Celebrating war crimes is a moral failure, not cultural pride
Celebrating war crimes is a moral failure, not cultural pride
Raghid Nahhas

Celebrating war crimes is a moral failure, not cultural pride

From ancient Rome to modern Melbourne, societies have repeatedly transformed civilian suffering into spectacle. Celebrating violence against the innocent is not a cultural quirk – it is a profound moral collapse.

There are many things in human history that stretch the imagination: pyramids aligned with constellations, the global obsession with celebrity cooking shows, and – most mystifying of all – people holding parties to celebrate the killing of innocents. Of all the explanations for this delightful human pastime, “moral health” is certainly not one of them.

The most recent example is depressingly familiar. On 17 September 2024, thousands of pagers carried by Hezbollah members – and, crucially, by civilians who simply lived or worked near them – exploded simultaneously across Lebanon and Syria. The next day, walkie-talkies detonated. Thirty-nine people were killed. More than 3,400 were wounded. Children, shopkeepers, commuters, and ordinary people with no connection to Hezbollah were maimed or permanently disabled. Israel’s Prime Minister Benjamin Netanyahu later confirmed he personally approved the operation, and the UN’s human rights chief, Volker Türk, stated what international law already makes clear: booby-trapping everyday civilian objects is a war crime. It is the sort of behaviour humanity supposedly outgrew sometime around the Middle Ages.

And yet, in Melbourne, a local Zionist Jewish group decided that this mass maiming of civilians deserved not reflection, nor mourning, nor even grim silence – but a family day celebration. A picnic. A child-friendly tribute to what the organisers proudly described as one of Mossad’s most “cunning missions”. One can only imagine the activities: balloon animals shaped like pagers, face-painting in shrapnel patterns, perhaps a jumping castle labelled ‘Permanent Disabilities’. The fact that such a scene is even conceivable tells us something about the mental gymnastics required to cheer for violence against the innocent.

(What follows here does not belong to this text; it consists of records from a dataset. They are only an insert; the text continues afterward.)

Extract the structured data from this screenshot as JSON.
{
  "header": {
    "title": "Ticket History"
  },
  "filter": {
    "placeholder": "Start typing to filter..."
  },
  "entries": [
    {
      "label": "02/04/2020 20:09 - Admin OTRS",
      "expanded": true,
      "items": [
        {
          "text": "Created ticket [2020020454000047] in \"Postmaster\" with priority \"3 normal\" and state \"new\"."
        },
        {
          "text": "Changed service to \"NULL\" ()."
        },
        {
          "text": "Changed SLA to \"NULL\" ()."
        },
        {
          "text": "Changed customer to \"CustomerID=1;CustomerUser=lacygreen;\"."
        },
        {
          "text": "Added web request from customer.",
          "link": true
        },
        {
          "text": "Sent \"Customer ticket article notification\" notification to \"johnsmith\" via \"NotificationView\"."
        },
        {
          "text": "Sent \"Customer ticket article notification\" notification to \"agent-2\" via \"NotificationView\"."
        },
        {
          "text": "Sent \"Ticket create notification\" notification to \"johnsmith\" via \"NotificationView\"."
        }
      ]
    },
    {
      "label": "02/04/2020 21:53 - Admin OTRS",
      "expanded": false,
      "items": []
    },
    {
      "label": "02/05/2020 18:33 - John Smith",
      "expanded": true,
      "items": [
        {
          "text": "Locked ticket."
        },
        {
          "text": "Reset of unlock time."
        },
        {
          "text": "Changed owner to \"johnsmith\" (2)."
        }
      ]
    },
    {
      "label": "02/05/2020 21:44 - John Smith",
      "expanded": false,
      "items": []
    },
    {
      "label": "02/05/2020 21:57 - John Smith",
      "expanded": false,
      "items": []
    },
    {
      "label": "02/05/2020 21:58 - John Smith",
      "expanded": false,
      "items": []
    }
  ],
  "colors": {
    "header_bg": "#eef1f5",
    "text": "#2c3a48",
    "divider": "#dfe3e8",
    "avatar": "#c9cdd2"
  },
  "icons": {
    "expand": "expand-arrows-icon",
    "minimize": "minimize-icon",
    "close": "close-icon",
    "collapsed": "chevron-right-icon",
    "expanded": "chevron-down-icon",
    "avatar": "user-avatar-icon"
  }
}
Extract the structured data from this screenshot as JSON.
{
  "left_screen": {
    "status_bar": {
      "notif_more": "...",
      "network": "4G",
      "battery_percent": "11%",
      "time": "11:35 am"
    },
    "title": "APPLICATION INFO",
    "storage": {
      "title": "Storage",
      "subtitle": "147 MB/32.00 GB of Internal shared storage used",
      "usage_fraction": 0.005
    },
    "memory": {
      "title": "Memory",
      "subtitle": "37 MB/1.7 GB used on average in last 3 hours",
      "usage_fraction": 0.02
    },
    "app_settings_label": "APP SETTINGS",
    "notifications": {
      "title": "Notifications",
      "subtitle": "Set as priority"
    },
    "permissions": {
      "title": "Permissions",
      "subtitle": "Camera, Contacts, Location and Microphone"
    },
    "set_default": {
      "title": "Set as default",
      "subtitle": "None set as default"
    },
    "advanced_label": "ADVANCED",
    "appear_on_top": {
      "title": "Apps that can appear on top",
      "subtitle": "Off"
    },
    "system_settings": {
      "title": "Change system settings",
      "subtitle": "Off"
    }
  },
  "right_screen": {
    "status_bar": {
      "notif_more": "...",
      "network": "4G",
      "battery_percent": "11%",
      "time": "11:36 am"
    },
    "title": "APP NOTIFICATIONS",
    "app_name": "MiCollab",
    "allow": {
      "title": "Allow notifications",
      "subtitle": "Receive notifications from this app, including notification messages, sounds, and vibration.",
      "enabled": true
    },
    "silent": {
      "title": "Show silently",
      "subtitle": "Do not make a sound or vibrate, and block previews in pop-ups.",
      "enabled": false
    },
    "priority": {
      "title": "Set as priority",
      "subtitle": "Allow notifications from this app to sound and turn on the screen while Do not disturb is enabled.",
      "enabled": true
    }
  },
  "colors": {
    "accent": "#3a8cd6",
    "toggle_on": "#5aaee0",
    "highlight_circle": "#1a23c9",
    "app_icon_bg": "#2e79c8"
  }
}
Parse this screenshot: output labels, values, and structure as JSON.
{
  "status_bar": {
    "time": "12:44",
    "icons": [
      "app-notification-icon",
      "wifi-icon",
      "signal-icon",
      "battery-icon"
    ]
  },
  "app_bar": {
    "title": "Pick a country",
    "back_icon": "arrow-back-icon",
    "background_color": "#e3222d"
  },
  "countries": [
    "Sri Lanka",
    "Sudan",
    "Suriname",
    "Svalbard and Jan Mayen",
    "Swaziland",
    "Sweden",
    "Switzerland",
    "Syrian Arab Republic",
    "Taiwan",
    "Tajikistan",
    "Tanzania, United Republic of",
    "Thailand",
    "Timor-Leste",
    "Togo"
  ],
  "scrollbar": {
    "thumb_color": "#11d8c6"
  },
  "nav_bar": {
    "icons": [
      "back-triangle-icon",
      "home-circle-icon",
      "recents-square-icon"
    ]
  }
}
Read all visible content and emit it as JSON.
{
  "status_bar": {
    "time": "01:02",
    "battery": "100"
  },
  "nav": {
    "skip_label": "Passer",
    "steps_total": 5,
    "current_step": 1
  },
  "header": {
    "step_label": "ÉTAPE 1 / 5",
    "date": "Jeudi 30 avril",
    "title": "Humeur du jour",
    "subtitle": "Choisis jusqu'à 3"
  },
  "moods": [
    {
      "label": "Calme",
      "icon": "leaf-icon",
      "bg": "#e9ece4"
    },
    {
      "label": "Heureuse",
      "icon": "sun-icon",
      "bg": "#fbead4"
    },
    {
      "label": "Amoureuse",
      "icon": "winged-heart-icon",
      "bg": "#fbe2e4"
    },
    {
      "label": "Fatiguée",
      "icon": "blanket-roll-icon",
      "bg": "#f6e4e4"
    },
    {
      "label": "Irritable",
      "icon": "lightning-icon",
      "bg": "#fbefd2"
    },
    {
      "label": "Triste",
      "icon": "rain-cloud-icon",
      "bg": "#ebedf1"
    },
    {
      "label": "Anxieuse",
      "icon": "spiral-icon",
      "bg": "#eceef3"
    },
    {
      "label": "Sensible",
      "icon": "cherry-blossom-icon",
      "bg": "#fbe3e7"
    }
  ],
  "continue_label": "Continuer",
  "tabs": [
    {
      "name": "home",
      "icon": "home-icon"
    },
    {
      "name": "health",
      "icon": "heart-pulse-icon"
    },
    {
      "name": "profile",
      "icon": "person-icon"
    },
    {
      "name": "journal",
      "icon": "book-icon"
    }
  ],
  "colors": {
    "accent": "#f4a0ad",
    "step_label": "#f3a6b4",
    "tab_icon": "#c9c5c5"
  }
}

Many Australian Jews were horrified. Sarah Schwartz of the Jewish Council of Australia voiced concerns about children being drawn into “militarised discourse” and taught to cheer for acts the UN has explicitly condemned as unlawful. That this needs to be said in 2025 is an indictment of our moral trajectory.

Unfortunately, Melbourne has not invented anything new. Humans have a long tradition of not only inflicting violence but polishing it, framing it, packaging it, and inviting the public to applaud.

In ancient Rome, families flocked to amphitheatres to watch enslaved men disembowelled for entertainment. In medieval Europe, public executions functioned as cheerful community events – complete with musicians, street vendors, and disappointed spectators when the condemned died too quickly. Colonial armies, upon annihilating Indigenous communities, often toasted their “victories” over the bodies of the people they had just dispossessed. Even Nazi Germany, though stylistically colder, celebrated its “achievements”: emptied towns, deportation quotas met, cities declared “cleansed”. The absence of confetti hardly absolves anyone.

What kind of mind celebrates the deaths of civilians? Psychologists point to several mechanisms, none of them flattering. Dehumanisation lowers the emotional cost: if the victims are portrayed as less than human, their suffering seems irrelevant. Moral disengagement reframes violence as justice or necessity, allowing people to feel righteous while applauding a war crime. Group identity can be so intoxicating that cruelty becomes a bonding ritual – a way to demonstrate loyalty to the in-group. And then there is cognitive dissonance: when people support something horrific, celebration becomes a psychological shield. If we cheer loudly enough, maybe it won’t feel like a crime.

Interestingly, no other species behaves this way. Lions do not hold barbecues after taking down a gazelle. Wolves do not clap in unison. Sharks do not nudge each other with a wink as they circle their prey. Animals kill to eat, to survive, to protect territory – not to affirm tribal identity, prove ideological superiority, or entertain the family. The celebration of brutality is a uniquely human invention, one of our most shameful contributions to the universe.

Let us be clear: grieving for one’s own dead is human. Condemning the crimes of one’s enemies is human. But celebrating the deaths of civilians – children, neighbours, strangers walking to school – is something else entirely. It corrodes whatever remains of moral credibility and pushes a society toward a form of ethical gangrene. When an event in Melbourne invites children to cheer for wounded Lebanese civilians, this is not community building, nor cultural pride, nor even political advocacy. It is the normalisation of sadism disguised as civic engagement.

And it is a warning: that once cruelty becomes something to celebrate, humanity steps closer to becoming the very thing it pretends to fear.

The views expressed in this article may or may not reflect those of Pearls and Irritations.